For some reason on the day after the midterm elections, we got a half-day at school and my mom, who was somehow also off work, took me to Canterbury Records on Colorado. She bought Incubus’ Light Grenades (as I mentioned before), I bought AFI’s Decemberunderground and There is Nothing Left to Lose by the Foo Fighters, the only one of their albums I didn’t have. I spent the following day absorbing it.

It was a busy time– I was catching up on 24, trying to get a film festival started at Bosco, and everybody was watching the Polonium story unfolding overseas in the hope it would lead to a new Cold War.. Most notably I was in the process of writing my first feature script, not counting Dublin. This was a comedy, set in the early sixties and written as a ploy to get closer to a girl who went to Gabrielino. It was my first attempt at sweetness; sadly if any hard copy of the script still exists, I have yet to find it.

We rode the bus home every night, in the encroaching dark and often alone, as I took the opportunity to get my friends to review the screenplay. I dubbed us “Team Huddy.” I’d been recently listening to Al Franken’s book on CD, but this Foo Fighters album was often my companion on the long rides home.

Bodies had been showing up in the middle of the street on the way to school lately, which aside from being disturbing and inexplicable created massive detours that caused tons of trouble not only for us, but for the students at Gabrielino High School which was on our way. I had a huge crush on a girl who went there, but that’s for a whole other series.

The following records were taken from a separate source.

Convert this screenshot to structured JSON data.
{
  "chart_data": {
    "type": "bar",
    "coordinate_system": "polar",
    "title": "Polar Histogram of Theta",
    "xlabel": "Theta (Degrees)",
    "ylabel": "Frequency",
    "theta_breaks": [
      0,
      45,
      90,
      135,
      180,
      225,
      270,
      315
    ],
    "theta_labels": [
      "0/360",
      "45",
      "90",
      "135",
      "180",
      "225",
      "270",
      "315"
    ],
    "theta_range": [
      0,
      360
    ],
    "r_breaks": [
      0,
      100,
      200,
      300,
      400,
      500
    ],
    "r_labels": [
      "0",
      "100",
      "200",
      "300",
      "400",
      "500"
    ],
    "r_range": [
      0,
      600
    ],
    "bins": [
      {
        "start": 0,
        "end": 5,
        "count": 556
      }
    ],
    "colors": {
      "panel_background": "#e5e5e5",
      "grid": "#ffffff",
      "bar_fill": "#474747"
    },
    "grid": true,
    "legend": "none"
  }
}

Anyway, one of the bodies finally showed up in front of their school, and as the traffic here was already impossibly bad, we took an hour through residential streets to traverse one net block. That’s when I saw the body. In the spirit of seeing something so gruesome, I thought it appropriate to listen to something completely at odds with the situation. So I played “Ain’t it the Life,” and I never forgot it.

Next: Wives and knives

Incubus – “Anna Molly”

When: November 2006
Where: Eastbound on Foothill Boulevard
Who: My mother
Weather: foggy

When Steven Hyden of the AV Club praised Stone Temple Pilots after years of ridicule, I breathed a sigh of relief. Even if some of the smartest guys in the room didn’t love the things I liked, there was a good chance history would vindicate me. I’d now like to take that tactic with another band that doesn’t get any respect: Incubus. Particularly, their ambitious-but-troubled sixth album Light Grenades.

Light Grenades gets a lot of shit for “Love Hurts,” and while it does have quite a few duds, the good is so good. It opens with some ass-kicking Blade-Runner soundtrack stuff and goes into full-on concept album mode, and many of the songs that were played on the radio are better in this context. Even if it isn’t the best thing in the world, Boyd and company deserve credit for trying, because otherwise we’d just have Nickelback and Ke$ha.